I found a bug report on it on the Red Hat site, so it may be something recently introduced or specific to the RH/Fedora distributions. Which actually leads me to a second question, unrelated to the first.

From trying to configure yum, brub, etc. I can tell that the structure of the config files and where various stuff is kept in the file system is different among distributions. But are the actual GNU executables and kernel code different as well? Or do they mostly just take whatever GNU/Linux put out and try all the various versions together until they get a successful build and everything passes testing–then release to their customers? That is, rather than fixing or changing code to be solid, they just don’t upgrade until they are happy with the newest versions of the public stuff.

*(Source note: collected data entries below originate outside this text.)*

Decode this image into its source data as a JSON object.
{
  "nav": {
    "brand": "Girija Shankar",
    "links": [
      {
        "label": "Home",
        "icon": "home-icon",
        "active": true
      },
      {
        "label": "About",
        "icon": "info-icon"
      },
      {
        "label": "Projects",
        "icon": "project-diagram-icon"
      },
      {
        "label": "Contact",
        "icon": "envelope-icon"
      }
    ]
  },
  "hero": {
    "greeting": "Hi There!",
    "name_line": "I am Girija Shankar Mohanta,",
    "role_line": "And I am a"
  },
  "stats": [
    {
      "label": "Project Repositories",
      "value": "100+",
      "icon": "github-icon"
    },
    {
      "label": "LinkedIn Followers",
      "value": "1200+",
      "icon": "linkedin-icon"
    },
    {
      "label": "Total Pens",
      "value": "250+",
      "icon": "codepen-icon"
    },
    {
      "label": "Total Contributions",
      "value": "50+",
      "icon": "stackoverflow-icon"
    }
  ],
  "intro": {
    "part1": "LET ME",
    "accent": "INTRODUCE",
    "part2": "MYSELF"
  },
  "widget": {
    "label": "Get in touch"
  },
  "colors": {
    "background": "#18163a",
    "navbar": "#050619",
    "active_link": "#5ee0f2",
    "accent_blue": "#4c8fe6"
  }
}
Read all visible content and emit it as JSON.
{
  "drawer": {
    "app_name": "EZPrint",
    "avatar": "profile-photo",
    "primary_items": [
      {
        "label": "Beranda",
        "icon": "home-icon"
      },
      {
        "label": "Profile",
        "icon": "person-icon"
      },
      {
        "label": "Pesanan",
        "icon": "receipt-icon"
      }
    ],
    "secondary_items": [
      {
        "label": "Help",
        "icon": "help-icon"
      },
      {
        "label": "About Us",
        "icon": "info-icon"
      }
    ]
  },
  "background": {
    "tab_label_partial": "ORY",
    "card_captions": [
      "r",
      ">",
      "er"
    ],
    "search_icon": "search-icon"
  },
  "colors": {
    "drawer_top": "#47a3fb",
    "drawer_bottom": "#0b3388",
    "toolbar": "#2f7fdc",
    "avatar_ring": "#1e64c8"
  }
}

Anyway, trying the tar trick now.

-> grub

OK, I can now reproduce the error (this is under Cygwin, but I believe that hard and soft links behave about like they do in real Unices). The problem seems to occur when you try to copy both a directory and a soft link to that directory. cp thinks you’re asking it to make a hard link to the directory (a big no-no) instead of a copy of the directory, so it fails. AFAICT it should not do this.

Bug report

The tar trick didn’t work–I would get a long list of errors unpacking the tar, and then it would fail 1/6 of the way through. So right now I’m rebuilding everything in a new directory just in case I had totally messed everything up in the original directory through playing around with StarTeam. I’m pretty sure I deleted several files at least.

Much funner than doing real work. :mad:

What errors did tar give? Do you know why it failed? Are there any nested soft links (soft links to a parent directory) in the directory hierarchy? This will fail with the tar/untar method, because in that case a soft link is the only way to represent the directory structure. I can’t think of any other reasons this would fail (apart from device or special files).

You can find all of the soft links in the directory hierarchy this way:



# print locations of all soft links
find srcdir -type l -print

# print locations and destinations of all soft links
'ls' -l `find srcdir -type l -print`

This may help you understand what’s linking where.

It gave a “funou” (general) error–so I’m not sure why it failed. When I retry, if it is still failing I will try checking out a couple of the error messages to see if the locations are parent directories (though I would have thought you would get such an error when tarring with -h not when unpacking.) Though as said there were 8500 things, so if it comes to hand fixing, I’ll just take it to my managers to decide whether we want to continue using StarTeam and see if we can switch to whatever repository system Linux is using (just saw an article about it, oddly) as I woud have to assume it is built to be able to handle source code that makes liberal use of soft-links. Just don’t want to do that yet as I would have to assume we spent some good money on the software.